Contra degradação dos recifes de coral, Havaí quer regular protetores solares
O Havaí deve se tornar o primeiro estado americano a proibir a venda de protetores solares que contenham ingredientes prejudiciais aos recifes de coral.
Um projeto de lei aprovado pelos legisladores estaduais barra a comercialização de produtos que tenham as substâncias oxibenzona e metoxicinamato de octila em suas fórmulas. Segundo cientistas, essas substâncias contribuem para o branqueamento dos corais.
O processo chamado de branqueamento acontece quando algum desequilíbrio faz com que o coral expulse algas que vivem em simbiose.
Oxibenzona e metoxicinamato de octila estão nas fórmulas de mais de 3.500 dos protetores mais populares no mundo. Com a nova regra, no Havaí, eles só poderão ser vendidos com receita médica.
A nova lei foi proposta pelo senador democrata Mike Gabbard e aprovada na Câmara e no Senado havaianos — os Legislativos dos estados americanos são bicamerais. Agora, o texto aguarda a assinatura do governador democrata David Ige.
Gabbard afirmou ao jornal Honolulu Star Adviser que a lei será "a primeira do mundo" nessa área.
"O Havaí está inovando ao proibir estes produtos químicos perigosos. Isso vai fazer uma diferença enorme na proteção dos nossos recifes de coral, na vida marinha e na saúde humana."
Além do branqueamento, o texto da lei menciona que as substâncias presentes nos protetores matam os corais em desenvolvimento e causam "danos genéticos a corais e outros organismos marinhos".

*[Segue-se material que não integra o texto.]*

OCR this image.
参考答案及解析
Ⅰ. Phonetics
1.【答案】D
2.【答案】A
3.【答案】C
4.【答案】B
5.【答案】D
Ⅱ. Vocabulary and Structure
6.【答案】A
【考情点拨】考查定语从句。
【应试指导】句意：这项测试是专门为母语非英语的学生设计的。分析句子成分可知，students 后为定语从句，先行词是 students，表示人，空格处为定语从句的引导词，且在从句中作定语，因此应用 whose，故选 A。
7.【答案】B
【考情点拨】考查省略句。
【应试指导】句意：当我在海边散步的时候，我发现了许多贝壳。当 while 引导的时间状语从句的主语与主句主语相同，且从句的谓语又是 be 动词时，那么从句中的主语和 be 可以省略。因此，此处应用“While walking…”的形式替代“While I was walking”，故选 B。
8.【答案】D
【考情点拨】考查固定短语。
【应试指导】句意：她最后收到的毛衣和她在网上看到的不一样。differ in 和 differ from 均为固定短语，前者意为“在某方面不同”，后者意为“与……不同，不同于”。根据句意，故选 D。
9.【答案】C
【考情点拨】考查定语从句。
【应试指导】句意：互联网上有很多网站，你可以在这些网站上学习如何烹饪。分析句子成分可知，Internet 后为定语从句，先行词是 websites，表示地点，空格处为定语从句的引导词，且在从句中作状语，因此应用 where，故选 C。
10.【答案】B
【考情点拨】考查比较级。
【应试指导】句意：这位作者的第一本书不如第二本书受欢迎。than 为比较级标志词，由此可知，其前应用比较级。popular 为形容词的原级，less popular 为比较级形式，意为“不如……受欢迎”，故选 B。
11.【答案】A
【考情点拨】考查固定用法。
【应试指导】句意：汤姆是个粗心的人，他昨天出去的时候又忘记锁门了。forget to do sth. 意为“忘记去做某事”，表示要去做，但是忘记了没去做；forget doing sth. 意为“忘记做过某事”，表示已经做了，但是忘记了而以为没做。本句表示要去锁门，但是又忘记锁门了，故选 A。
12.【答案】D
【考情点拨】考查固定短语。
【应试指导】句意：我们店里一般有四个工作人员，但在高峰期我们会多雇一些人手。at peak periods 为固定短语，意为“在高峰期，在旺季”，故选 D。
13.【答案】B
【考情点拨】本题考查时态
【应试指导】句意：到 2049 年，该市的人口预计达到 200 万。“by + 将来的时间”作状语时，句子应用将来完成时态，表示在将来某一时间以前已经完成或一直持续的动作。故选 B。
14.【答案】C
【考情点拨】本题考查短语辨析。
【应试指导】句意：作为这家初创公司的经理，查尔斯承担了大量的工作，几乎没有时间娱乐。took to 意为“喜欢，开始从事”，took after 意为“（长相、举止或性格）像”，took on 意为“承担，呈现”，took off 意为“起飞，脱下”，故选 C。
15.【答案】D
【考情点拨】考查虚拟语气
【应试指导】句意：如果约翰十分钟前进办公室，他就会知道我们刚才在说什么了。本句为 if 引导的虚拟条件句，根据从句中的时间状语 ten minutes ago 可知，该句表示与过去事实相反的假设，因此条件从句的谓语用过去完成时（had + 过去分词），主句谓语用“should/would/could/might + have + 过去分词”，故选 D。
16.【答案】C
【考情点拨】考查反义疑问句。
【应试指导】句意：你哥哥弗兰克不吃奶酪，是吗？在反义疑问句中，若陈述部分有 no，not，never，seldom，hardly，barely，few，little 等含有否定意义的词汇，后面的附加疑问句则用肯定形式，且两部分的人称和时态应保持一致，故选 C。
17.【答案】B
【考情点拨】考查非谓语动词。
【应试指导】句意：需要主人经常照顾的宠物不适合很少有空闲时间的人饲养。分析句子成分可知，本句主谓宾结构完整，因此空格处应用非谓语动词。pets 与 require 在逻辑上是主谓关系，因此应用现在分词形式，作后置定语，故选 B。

A oxibenzona é usada para bloquear os raios solares UV e prevenir sua absorção pela pele. O metoxicinamato de octila protege a pele dos raios UV-B e atenua a aparência de cicatrizes.
O que os cientistas dizem?
Em 2015, Craig Downs, um dos coautores do principal estudo mostrando os efeitos adversos das duas substâncias sobre os corais, disse ao jornal The Washington Post que "qualquer pequeno esforço para reduzir a poluição por oxibenzona pode significar que um coral sobreviva a um verão longo e quente, ou que uma área degradada se recupere".
A revista científica Nature noticiou, no entanto, que outros especialistas em corais não têm certeza de que proibir protetores solares terá um grande impacto.
"Proibir protetores não resolverá outros problemas como anomalias de temperatura, excesso de pesca, predadores de corais e o problema maior do escoamento de esgoto costeiro, que polui e destrói os recifes", disse à revista Jorg Wiedenmann, chefe do Laboratório de Recifes de Coral na Universidade de Southampton, no Reino Unido.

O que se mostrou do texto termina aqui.